Before taking the stage, Black Moth Super Rainbow treated the fans to a short video intro that ran the gamut from a montage of Insane Clown Posse fans (that's juggalos to you, sir) in full makeup to a video-blog entry by a man listing his top five worst bands. He never got past Black Moth Super Rainbow, whom he lit into for being "half-retarded douchebags" and making "music for printers," before being interrupted by Eric Wareheim (of Tim And Eric Awesome Show, Great Job!). Wareheim suggested a name change for the band (Black Reignbows, because they're dark and gothic like The Cure) before reassuring fans that they are not douchebags ("not even d-bags") for listening to BMSR.

black moth super rainbow

From there, the band stomped into "Born On A Day The Sun Didn't Rise," the opening track of the new Eating Us (due out this coming Tuesday), from which it drew a large chunk of the night's set. BMSR's songs are sunshine-dappled, woozy, and ramshackle, always teetering on the edge of organized chaos. It proved a mysterious crew onstage, with a ski-masked drummer and people named Father Hummingbird and The Seven Fields of Aphelion frantically playing impeccable synth melodies, pushing buttons, and turning knobs. Lead singer Tobacco huddled up stage left and buried his vocals in mountains of vocoder effects. Where guys like Kanye and T-Pain use Auto-Tune to adjust for all-too-human limitations, Tobacco uses his tricks to create something alien, and the result mixed perfectly with the accessible but slightly off-kilter freak-pop and demented visuals on display.

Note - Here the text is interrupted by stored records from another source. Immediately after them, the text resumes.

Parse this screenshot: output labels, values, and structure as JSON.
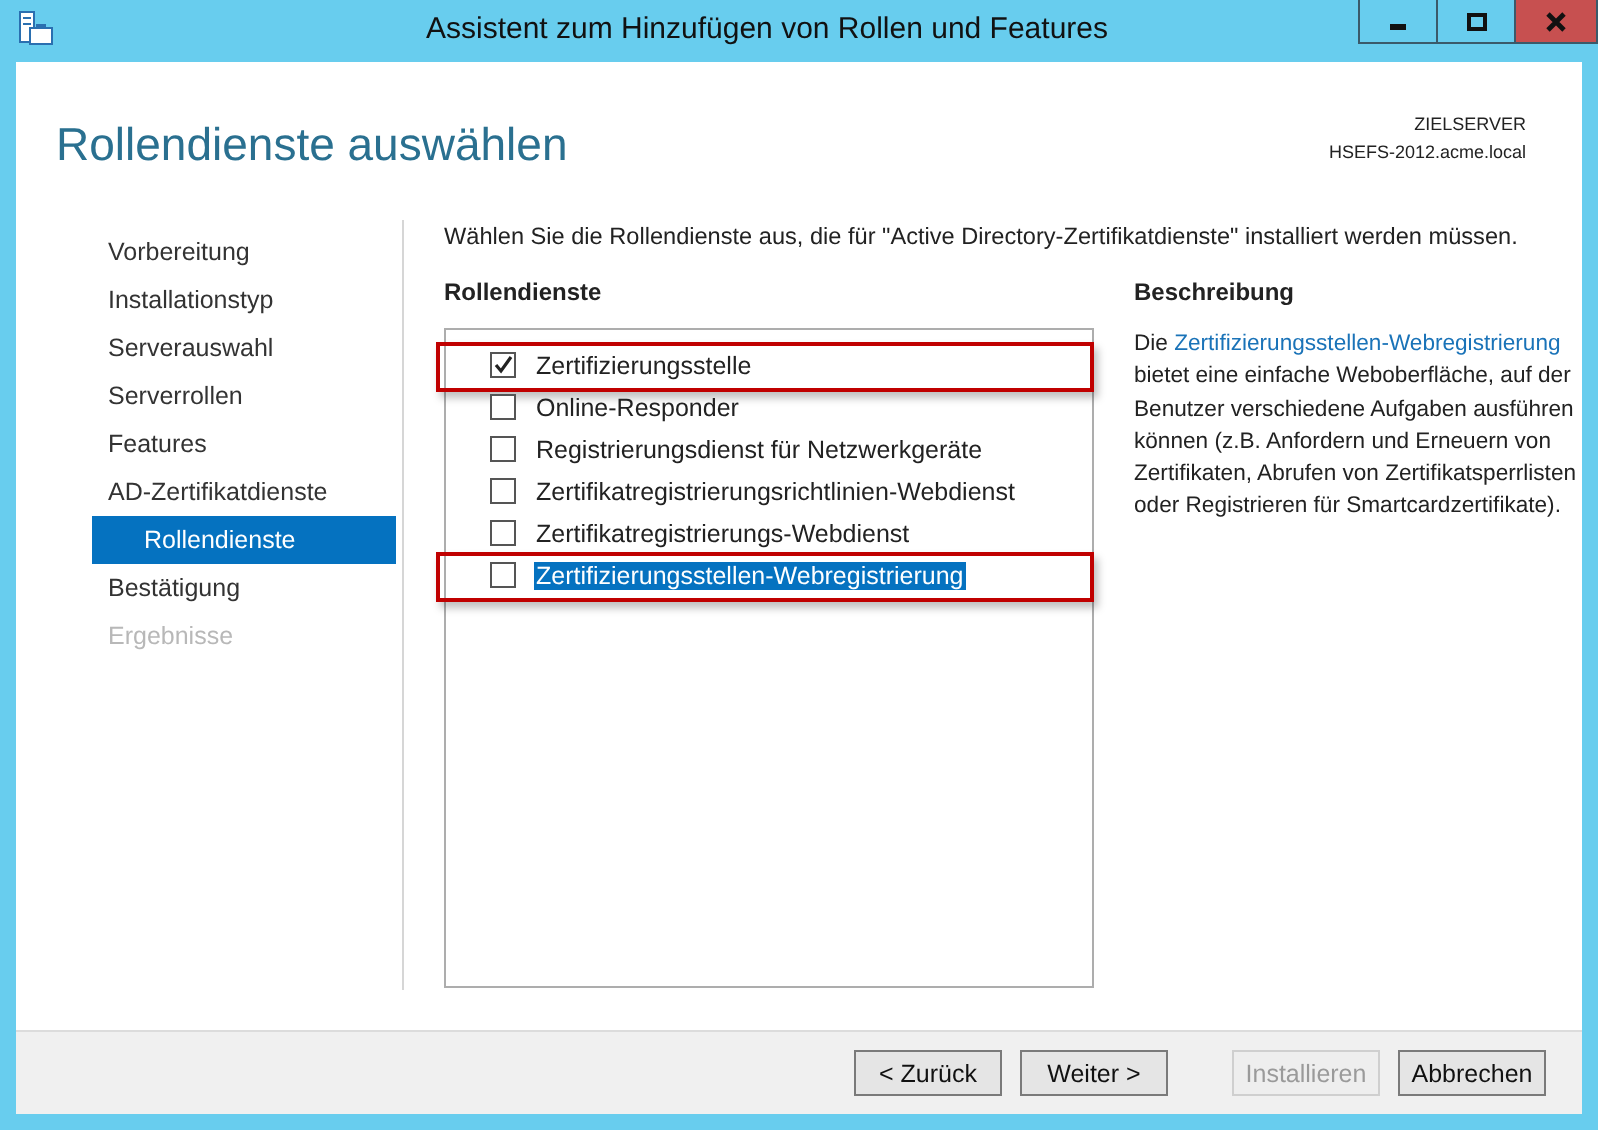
{
  "window": {
    "title": "Assistent zum Hinzufügen von Rollen und Features"
  },
  "header": {
    "title": "Rollendienste auswählen",
    "server_label": "ZIELSERVER",
    "server_name": "HSEFS-2012.acme.local"
  },
  "nav": [
    {
      "label": "Vorbereitung",
      "selected": false,
      "disabled": false
    },
    {
      "label": "Installationstyp",
      "selected": false,
      "disabled": false
    },
    {
      "label": "Serverauswahl",
      "selected": false,
      "disabled": false
    },
    {
      "label": "Serverrollen",
      "selected": false,
      "disabled": false
    },
    {
      "label": "Features",
      "selected": false,
      "disabled": false
    },
    {
      "label": "AD-Zertifikatdienste",
      "selected": false,
      "disabled": false,
      "children": [
        {
          "label": "Rollendienste",
          "selected": true,
          "disabled": false
        }
      ]
    },
    {
      "label": "Bestätigung",
      "selected": false,
      "disabled": false
    },
    {
      "label": "Ergebnisse",
      "selected": false,
      "disabled": true
    }
  ],
  "intro": "Wählen Sie die Rollendienste aus, die für \"Active Directory-Zertifikatdienste\" installiert werden müssen.",
  "role_services": {
    "heading": "Rollendienste",
    "items": [
      {
        "label": "Zertifizierungsstelle",
        "checked": true,
        "selected": false,
        "highlighted": true
      },
      {
        "label": "Online-Responder",
        "checked": false,
        "selected": false,
        "highlighted": false
      },
      {
        "label": "Registrierungsdienst für Netzwerkgeräte",
        "checked": false,
        "selected": false,
        "highlighted": false
      },
      {
        "label": "Zertifikatregistrierungsrichtlinien-Webdienst",
        "checked": false,
        "selected": false,
        "highlighted": false
      },
      {
        "label": "Zertifikatregistrierungs-Webdienst",
        "checked": false,
        "selected": false,
        "highlighted": false
      },
      {
        "label": "Zertifizierungsstellen-Webregistrierung",
        "checked": false,
        "selected": true,
        "highlighted": true
      }
    ]
  },
  "description": {
    "heading": "Beschreibung",
    "prefix": "Die",
    "link": "Zertifizierungsstellen-Webregistrierung",
    "suffix": "bietet eine einfache Weboberfläche, auf der Benutzer verschiedene Aufgaben ausführen können (z.B. Anfordern und Erneuern von Zertifikaten, Abrufen von Zertifikatsperrlisten oder Registrieren für Smartcardzertifikate)."
  },
  "buttons": [
    {
      "label": "< Zurück",
      "disabled": false
    },
    {
      "label": "Weiter >",
      "disabled": false
    },
    {
      "label": "Installieren",
      "disabled": true
    },
    {
      "label": "Abbrechen",
      "disabled": false
    }
  ]
}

As BMSR poured out song after song, the screen behind the group kept up with some truly funny, frightening, and shockingly original video. Men with skeleton hands, yoga classes transforming into rainbow stripes, instructional films on makeshift haz-mat suits and pest removal, and a green-screen music video featuring two apparently drunk middle-aged couples goofing off with straw hats all shared a homemade creepiness that spurred lots of nervous laughter. Through it all, BMSR kept booming its subversively slinky grooves, unloading on everyone's senses and filling the evening with more than enough shock and stimulation, with nary a word spoken.